Make sure you have a Google account. I think a Gmail email address is enough.
Go to https://www.google.com/webmasters/tools/home?hl=en
Create a “property” for http://www.acrobatfaq.com/ (side-note: it would be nice to have Tinderbox documentation at a dedicated domain.)
Go through the short steps to “verify” your property. This usually involves putting a snippet of HTML on your server.
Once Google has verified you as the owner of the site, you can fetch your site “as Googlebot” and see what message you get back; you can submit your pages for indexing.

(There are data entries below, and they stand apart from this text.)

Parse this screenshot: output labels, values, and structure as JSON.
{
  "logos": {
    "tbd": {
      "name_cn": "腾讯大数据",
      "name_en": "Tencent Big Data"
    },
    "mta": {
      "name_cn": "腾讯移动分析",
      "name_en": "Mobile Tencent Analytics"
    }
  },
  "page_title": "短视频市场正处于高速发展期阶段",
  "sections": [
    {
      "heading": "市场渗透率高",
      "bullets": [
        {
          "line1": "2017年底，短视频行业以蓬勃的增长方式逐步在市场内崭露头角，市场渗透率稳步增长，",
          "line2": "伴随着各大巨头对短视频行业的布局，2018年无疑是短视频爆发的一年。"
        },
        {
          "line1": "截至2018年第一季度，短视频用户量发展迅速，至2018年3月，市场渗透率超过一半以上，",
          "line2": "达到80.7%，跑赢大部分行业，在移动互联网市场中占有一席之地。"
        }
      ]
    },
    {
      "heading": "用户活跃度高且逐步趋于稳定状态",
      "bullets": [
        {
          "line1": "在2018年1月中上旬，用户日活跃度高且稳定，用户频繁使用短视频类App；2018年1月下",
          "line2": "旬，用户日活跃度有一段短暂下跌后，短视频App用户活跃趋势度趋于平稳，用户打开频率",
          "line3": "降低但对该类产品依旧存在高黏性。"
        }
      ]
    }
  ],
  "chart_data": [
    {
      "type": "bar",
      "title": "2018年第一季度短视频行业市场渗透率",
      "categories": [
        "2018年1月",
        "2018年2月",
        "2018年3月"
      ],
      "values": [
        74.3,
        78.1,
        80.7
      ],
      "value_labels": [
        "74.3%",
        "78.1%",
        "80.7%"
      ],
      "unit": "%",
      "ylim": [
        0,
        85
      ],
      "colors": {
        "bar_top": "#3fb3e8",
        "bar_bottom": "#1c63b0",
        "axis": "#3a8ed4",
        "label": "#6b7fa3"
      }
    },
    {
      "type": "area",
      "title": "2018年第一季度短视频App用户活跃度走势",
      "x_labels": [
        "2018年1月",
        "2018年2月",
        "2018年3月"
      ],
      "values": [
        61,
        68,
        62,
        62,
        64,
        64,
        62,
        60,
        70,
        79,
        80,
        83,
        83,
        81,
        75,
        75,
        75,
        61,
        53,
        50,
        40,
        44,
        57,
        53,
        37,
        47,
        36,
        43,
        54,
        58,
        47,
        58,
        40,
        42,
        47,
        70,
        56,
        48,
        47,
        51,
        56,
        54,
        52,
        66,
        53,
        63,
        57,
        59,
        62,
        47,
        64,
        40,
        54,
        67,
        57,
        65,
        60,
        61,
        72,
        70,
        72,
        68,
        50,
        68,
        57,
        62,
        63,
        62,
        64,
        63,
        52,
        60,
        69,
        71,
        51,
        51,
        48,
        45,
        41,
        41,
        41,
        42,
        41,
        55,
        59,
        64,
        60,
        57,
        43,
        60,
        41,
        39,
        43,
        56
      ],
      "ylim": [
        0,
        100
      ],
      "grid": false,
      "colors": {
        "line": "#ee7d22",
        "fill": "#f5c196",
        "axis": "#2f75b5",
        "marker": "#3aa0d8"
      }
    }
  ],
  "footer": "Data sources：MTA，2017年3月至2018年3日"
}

mwra · July 23, 2018, 2:50pm

Well, I have a Search console set-up. First it said the site was failing validation, now it says it’s passing, but only finds 4 files. The documentation is unhelpful as the error messages are so opaque. As the robots.txt for acrobatfaq.com is:

User-agent: *
Disallow:

It’s accessible here http://www.acrobatfaq.com/robots.txt (and has correct permissions, 644) so Google should have no problem accessing it. But if there’s a bug in Google’s system there’s not much I can do about it. I’ve tried accessing acrobatfaq ‘as google’ via the search console but it resolutely says it’s inaccessible. Grr.

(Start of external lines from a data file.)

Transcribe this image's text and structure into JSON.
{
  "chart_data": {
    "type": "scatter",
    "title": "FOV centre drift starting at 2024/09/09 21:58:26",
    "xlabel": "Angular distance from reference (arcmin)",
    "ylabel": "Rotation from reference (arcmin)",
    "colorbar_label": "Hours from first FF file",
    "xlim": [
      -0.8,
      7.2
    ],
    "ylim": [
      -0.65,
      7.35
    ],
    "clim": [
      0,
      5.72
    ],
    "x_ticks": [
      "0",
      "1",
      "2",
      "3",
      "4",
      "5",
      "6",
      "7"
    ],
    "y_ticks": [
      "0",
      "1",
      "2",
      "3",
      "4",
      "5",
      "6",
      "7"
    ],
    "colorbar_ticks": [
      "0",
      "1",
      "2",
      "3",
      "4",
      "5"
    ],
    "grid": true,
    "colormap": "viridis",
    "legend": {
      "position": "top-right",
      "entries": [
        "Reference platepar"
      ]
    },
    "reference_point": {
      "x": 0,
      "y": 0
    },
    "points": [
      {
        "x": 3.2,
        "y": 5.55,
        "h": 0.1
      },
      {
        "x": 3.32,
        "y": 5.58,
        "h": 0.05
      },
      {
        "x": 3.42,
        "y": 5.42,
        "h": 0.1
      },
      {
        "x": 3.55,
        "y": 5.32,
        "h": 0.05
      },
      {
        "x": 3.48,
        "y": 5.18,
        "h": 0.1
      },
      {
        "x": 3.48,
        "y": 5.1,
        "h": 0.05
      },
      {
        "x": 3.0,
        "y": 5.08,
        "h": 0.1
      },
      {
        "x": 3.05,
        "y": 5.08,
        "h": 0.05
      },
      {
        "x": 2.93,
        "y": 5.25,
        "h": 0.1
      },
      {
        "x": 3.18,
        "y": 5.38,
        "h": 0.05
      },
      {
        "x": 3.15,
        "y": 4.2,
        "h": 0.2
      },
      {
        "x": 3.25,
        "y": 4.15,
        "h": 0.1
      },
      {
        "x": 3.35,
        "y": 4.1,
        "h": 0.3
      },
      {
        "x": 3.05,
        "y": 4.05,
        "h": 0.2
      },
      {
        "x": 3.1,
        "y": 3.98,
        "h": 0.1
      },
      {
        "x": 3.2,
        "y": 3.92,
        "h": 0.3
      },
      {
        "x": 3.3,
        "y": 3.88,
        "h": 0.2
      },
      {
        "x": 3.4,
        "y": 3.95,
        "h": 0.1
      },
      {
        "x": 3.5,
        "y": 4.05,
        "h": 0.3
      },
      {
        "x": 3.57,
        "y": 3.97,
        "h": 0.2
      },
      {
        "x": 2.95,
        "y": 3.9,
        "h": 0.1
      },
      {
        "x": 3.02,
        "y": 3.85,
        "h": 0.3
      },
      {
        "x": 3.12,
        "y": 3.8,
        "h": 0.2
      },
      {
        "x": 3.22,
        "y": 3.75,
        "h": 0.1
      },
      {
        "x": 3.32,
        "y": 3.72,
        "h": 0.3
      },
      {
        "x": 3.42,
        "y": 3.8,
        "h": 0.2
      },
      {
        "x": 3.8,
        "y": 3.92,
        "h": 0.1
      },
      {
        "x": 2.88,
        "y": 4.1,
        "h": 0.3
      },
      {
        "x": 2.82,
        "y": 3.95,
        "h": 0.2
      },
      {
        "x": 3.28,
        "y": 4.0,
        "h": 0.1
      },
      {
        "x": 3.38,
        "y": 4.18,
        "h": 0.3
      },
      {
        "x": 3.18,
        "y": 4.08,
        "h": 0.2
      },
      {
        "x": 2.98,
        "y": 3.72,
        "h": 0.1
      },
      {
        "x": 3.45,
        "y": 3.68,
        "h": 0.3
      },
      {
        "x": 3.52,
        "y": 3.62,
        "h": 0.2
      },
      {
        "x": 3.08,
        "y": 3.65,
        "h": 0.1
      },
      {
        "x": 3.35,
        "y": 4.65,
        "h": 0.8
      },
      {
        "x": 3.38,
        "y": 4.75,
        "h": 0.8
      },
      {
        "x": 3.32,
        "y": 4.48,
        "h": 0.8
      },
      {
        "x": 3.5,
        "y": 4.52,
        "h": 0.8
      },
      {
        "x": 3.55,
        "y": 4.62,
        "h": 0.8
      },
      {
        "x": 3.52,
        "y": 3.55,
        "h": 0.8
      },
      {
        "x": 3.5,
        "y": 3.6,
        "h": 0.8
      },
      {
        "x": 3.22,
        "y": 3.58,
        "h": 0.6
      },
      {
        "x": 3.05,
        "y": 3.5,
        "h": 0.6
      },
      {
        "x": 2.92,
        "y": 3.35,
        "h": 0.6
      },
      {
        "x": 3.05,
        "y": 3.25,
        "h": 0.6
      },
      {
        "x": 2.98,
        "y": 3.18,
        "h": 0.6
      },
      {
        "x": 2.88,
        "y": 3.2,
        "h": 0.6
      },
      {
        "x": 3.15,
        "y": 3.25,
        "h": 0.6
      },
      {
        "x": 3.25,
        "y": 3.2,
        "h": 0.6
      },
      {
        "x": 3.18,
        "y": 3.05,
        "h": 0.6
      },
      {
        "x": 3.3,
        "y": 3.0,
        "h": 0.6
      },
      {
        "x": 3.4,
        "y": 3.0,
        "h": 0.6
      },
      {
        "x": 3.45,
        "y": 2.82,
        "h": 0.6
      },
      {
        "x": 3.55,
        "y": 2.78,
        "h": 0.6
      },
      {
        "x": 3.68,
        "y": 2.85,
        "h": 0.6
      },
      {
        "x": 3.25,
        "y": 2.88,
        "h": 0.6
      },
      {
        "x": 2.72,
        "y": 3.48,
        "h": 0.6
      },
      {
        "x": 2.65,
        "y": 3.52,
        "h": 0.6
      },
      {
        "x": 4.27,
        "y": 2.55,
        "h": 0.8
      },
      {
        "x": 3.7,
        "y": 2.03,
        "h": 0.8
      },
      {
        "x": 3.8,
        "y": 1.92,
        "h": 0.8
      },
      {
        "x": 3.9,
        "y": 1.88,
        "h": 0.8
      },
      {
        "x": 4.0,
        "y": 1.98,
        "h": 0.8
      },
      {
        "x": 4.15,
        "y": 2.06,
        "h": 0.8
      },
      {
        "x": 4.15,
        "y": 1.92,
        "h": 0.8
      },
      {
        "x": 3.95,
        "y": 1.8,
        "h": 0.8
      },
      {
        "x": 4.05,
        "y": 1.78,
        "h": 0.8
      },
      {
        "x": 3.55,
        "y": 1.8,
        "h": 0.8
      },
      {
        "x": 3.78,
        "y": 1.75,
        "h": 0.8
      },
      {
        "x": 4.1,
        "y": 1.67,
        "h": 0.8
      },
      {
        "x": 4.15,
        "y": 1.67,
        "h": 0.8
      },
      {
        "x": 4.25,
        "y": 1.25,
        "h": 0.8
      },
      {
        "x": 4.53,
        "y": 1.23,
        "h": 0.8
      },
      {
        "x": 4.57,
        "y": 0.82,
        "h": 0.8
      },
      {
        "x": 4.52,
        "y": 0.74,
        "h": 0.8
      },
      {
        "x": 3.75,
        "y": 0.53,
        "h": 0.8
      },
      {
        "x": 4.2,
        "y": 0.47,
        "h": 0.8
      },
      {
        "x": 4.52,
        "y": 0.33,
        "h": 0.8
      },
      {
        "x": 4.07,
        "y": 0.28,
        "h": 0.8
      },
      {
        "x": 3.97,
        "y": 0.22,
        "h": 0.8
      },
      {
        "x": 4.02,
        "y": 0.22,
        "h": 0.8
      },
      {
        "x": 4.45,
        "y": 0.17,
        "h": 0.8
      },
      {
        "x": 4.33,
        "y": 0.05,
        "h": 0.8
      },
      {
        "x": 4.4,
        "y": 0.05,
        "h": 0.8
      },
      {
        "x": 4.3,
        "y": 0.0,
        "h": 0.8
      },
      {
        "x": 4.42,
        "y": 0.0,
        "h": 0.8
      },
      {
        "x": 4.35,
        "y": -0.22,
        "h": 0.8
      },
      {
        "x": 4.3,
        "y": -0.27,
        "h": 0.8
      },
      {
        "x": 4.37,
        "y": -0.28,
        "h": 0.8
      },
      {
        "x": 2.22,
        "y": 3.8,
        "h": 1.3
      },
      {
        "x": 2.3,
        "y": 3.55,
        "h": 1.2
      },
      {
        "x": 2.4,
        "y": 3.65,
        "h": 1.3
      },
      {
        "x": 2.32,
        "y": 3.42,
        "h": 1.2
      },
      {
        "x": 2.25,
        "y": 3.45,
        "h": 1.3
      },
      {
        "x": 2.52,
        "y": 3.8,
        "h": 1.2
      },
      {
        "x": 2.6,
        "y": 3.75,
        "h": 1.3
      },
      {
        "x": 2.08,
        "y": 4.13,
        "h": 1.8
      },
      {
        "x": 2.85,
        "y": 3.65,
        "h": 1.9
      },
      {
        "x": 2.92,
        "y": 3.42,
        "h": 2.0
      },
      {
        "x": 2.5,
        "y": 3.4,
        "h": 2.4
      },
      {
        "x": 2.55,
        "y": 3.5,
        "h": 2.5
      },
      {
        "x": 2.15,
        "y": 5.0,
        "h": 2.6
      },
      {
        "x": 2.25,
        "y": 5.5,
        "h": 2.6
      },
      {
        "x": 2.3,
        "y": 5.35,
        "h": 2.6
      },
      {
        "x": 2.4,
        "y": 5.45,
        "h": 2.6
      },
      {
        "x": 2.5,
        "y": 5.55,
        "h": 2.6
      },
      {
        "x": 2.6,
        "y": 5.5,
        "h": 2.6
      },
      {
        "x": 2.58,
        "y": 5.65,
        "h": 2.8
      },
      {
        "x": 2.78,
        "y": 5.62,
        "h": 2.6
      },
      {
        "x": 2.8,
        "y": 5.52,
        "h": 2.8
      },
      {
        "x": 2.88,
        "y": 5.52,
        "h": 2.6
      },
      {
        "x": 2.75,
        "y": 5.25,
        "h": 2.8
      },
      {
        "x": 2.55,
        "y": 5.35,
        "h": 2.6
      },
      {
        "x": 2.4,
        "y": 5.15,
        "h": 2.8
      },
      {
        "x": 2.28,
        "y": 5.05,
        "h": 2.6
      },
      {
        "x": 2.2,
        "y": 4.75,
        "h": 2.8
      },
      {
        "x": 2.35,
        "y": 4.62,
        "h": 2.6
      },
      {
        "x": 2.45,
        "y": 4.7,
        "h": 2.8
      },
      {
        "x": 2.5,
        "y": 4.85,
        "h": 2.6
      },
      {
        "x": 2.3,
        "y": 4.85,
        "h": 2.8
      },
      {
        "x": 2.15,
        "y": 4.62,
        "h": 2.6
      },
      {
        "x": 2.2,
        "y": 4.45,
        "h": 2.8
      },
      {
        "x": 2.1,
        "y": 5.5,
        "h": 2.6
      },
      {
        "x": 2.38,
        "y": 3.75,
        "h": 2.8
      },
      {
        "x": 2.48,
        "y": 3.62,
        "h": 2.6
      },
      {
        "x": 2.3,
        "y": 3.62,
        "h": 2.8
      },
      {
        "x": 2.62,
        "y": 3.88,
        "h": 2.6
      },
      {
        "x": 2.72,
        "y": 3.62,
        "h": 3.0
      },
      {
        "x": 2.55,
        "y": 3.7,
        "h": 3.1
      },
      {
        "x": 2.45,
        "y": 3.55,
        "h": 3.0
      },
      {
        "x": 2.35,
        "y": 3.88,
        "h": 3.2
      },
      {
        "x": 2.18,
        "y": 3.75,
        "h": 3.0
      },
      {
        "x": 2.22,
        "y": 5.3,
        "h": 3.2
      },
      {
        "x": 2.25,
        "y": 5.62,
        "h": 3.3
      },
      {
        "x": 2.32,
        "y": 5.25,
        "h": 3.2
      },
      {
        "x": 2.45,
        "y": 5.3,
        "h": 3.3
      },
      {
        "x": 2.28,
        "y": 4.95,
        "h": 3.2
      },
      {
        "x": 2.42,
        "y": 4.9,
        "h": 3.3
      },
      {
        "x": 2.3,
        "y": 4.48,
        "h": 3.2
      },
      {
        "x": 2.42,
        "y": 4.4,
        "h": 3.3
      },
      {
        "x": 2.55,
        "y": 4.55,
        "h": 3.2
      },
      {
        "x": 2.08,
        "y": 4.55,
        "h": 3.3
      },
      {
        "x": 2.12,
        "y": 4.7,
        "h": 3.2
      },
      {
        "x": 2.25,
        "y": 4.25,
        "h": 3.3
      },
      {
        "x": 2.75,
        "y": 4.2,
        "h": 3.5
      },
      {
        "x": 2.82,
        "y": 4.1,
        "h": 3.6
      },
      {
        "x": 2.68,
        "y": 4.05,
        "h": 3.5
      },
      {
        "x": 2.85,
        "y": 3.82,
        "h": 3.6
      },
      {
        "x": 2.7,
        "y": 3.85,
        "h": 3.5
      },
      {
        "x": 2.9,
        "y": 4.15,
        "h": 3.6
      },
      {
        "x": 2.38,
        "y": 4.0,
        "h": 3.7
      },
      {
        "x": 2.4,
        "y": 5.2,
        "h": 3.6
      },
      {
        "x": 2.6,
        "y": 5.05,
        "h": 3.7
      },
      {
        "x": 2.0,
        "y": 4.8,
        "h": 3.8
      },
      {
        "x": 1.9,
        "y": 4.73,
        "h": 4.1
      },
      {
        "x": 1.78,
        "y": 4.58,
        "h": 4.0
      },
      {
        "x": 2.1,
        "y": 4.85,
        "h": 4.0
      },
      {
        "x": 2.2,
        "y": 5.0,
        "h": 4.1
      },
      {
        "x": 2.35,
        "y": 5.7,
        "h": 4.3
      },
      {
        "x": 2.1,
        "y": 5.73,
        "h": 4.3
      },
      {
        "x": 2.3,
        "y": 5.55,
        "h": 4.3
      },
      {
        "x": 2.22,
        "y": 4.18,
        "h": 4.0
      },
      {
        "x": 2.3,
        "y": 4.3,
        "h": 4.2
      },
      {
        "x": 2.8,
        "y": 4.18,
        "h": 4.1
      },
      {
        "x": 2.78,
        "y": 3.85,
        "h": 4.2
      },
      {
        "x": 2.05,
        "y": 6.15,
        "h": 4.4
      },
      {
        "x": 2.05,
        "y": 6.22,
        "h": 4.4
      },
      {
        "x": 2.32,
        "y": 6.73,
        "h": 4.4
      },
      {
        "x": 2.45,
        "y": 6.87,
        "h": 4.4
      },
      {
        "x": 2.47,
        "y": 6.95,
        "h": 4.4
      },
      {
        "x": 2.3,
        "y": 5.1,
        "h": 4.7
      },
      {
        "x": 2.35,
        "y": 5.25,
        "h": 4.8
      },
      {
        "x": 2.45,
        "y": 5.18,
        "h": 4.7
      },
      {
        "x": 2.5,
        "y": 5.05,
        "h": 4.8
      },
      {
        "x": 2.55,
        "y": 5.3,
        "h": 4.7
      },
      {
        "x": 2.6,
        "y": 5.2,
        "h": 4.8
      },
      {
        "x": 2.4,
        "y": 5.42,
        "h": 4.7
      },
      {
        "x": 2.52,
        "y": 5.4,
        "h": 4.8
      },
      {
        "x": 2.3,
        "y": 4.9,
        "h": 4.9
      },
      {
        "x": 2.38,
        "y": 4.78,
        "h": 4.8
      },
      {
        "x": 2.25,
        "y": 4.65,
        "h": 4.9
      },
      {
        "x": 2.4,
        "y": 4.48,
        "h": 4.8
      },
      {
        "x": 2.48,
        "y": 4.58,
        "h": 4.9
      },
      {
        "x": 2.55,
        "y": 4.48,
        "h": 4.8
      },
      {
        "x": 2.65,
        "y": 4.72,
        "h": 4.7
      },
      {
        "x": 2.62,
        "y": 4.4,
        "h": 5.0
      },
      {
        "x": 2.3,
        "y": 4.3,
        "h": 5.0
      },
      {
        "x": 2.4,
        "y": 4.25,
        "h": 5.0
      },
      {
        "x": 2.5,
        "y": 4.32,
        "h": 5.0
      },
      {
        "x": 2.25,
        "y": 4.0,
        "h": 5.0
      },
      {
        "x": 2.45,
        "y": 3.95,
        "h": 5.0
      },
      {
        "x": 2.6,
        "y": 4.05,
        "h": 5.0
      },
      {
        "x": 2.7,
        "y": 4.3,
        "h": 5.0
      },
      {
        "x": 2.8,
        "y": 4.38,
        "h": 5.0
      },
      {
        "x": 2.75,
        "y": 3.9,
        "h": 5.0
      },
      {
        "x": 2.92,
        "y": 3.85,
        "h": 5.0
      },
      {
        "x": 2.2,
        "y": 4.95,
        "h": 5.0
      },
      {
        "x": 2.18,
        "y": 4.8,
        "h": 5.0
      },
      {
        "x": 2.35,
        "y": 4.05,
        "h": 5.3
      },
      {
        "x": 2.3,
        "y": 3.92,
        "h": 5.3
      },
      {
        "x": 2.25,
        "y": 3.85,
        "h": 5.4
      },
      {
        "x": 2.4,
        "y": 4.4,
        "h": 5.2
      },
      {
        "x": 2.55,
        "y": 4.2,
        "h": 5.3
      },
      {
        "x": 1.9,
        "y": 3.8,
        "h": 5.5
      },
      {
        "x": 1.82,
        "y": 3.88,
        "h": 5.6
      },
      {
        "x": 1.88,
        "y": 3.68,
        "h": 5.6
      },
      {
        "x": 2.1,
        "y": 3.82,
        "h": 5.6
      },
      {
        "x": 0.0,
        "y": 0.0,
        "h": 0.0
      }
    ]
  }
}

I do have the domain atbref.com and it points to the index page of the current (i.e. v7). As there are a numerous of inbound links to the earlier copies I’ve endeavoured not to make too many links fail.

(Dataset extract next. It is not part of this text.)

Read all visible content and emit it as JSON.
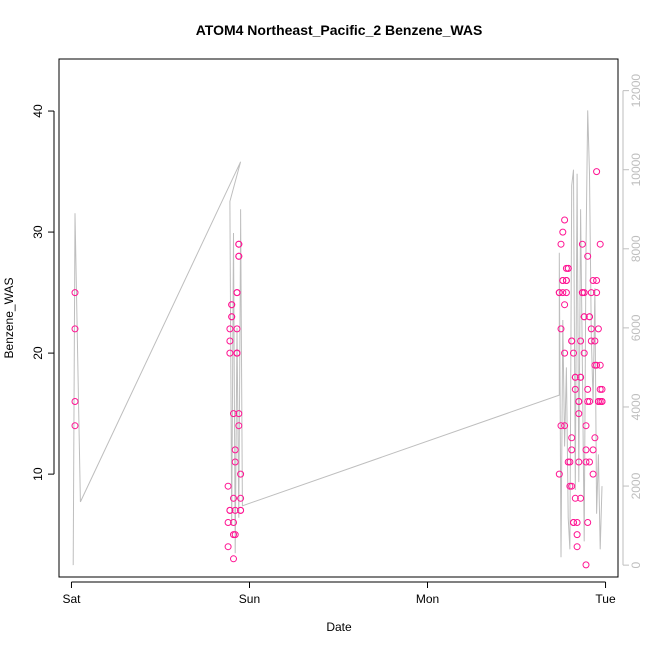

Anyhow, all the Tinderbox content on acrobatfaq.com is my own work which grew out of sharing some of my personal notes as I learned the app back in 2004 and has grown since then.

ALJ · July 23, 2018, 3:36pm

@mwra It looks like you’ve already done what you could with Search Console. Your robots.txt is totally accessible as it should be, no problem there.

I suspect there’s something off on the server itself that’s blocking requests that have “Googlebot” as a useragent string… I say that because in the attached screenshot, you can see (1) your homepage fetched just fine with the default “Chrome Mac” useragent string, but (2) returning a 404 when I switch to “Googlebot”. What exactly is doing that on the server is beyond me (I’m not a server admin), but might be something security-related like a firewall or request-limiter.

Good luck, and thanks for all the work you’ve done making the reference available to the public!